As a financial trader, if we say we are performing well, we mean that we have substantial and consistent profits over a large sample size. But they are two different goals. ‘Consistent’ has to be achieved first and maintained as we gradually introduce the ‘substantial’. Each brings its challenge.
In doing so, one of the skills discretionary traders work hard to develop is the ability to see beyond arbitrary divisions in chart structure and to perceive the flow of the market for what it is.
However, the more we trade, the more we firmly realise that the market works in some wonderfully counterintuitive ways.

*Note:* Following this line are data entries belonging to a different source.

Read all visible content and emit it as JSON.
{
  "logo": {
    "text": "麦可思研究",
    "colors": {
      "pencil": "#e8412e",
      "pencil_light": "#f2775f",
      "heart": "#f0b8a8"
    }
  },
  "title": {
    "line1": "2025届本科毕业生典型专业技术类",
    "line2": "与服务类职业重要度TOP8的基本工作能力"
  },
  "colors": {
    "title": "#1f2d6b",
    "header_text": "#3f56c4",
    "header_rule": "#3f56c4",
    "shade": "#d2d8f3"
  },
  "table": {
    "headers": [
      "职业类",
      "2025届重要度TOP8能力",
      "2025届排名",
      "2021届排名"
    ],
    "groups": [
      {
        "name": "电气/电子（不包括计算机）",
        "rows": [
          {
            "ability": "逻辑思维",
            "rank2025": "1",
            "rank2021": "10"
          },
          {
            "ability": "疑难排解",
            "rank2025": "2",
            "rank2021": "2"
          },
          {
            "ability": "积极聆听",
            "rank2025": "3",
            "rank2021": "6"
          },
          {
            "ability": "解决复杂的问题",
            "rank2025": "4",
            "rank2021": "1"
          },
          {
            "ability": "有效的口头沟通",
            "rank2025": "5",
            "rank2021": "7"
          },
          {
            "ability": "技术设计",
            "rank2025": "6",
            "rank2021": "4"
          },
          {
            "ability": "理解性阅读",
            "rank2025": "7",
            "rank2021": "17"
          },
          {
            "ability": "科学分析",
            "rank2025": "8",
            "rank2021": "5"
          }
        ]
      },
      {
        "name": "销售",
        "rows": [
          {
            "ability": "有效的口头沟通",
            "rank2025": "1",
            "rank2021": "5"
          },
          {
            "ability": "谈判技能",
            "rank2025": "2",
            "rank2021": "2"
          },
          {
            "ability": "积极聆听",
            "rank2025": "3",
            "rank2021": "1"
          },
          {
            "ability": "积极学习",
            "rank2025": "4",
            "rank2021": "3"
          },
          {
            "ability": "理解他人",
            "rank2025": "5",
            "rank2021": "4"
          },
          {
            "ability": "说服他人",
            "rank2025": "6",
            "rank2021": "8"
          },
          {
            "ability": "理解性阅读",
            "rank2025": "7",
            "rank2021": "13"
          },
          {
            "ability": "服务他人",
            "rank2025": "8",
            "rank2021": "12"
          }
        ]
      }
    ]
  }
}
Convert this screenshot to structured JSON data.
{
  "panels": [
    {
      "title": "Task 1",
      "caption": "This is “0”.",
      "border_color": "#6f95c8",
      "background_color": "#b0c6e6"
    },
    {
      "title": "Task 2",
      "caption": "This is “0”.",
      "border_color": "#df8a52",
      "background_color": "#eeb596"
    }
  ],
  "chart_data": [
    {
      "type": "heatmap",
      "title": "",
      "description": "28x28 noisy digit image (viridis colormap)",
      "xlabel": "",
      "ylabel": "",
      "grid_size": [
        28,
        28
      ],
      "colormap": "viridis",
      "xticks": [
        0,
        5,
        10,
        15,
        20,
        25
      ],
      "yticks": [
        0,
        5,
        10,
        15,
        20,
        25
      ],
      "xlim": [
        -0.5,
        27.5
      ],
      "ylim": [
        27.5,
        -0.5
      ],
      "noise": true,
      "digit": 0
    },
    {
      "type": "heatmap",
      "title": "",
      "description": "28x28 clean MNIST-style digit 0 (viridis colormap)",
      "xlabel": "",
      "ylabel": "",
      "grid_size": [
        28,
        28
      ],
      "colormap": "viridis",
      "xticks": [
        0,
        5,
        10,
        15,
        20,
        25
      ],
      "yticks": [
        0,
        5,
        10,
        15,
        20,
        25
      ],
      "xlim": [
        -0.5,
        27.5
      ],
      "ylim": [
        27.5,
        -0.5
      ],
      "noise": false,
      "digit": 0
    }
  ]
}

And to add to that, there are significant differences in the ways that equities, futures, and currencies trade. We should not think that one trading system fits all.
My trading foundation is the knowledge that (as Grimes says) “markets tend to work in mean reversion mode after a period of expanded volatility, and in range expansion mode after a period of contracted volatility; this is a price-pattern expression of an underlying cycle in volatility. Cueing into this cycle, and being able to predict the most likely emerging volatility regime, is perhaps the most important skill for the discretionary trader.”
Grimes continues, “in the best case, discretionary trading techniques are an ideal fusion of reason and intuition—right-brain and left-brain thinking—that tap into the most powerful analytical and decision-making abilities of the human trader, but everything depends on a deep understanding of the true tendencies and forces behind market action.”
Once realised my job is to have a detailed trading plan that understands the above quantitatively proven occurrence and then to put on trades dictated by my methodology and setups.
In other words, as a trader, my role is to follow my trading process and to do what it tells me at the right time. That is the principle behind any disciplined trader.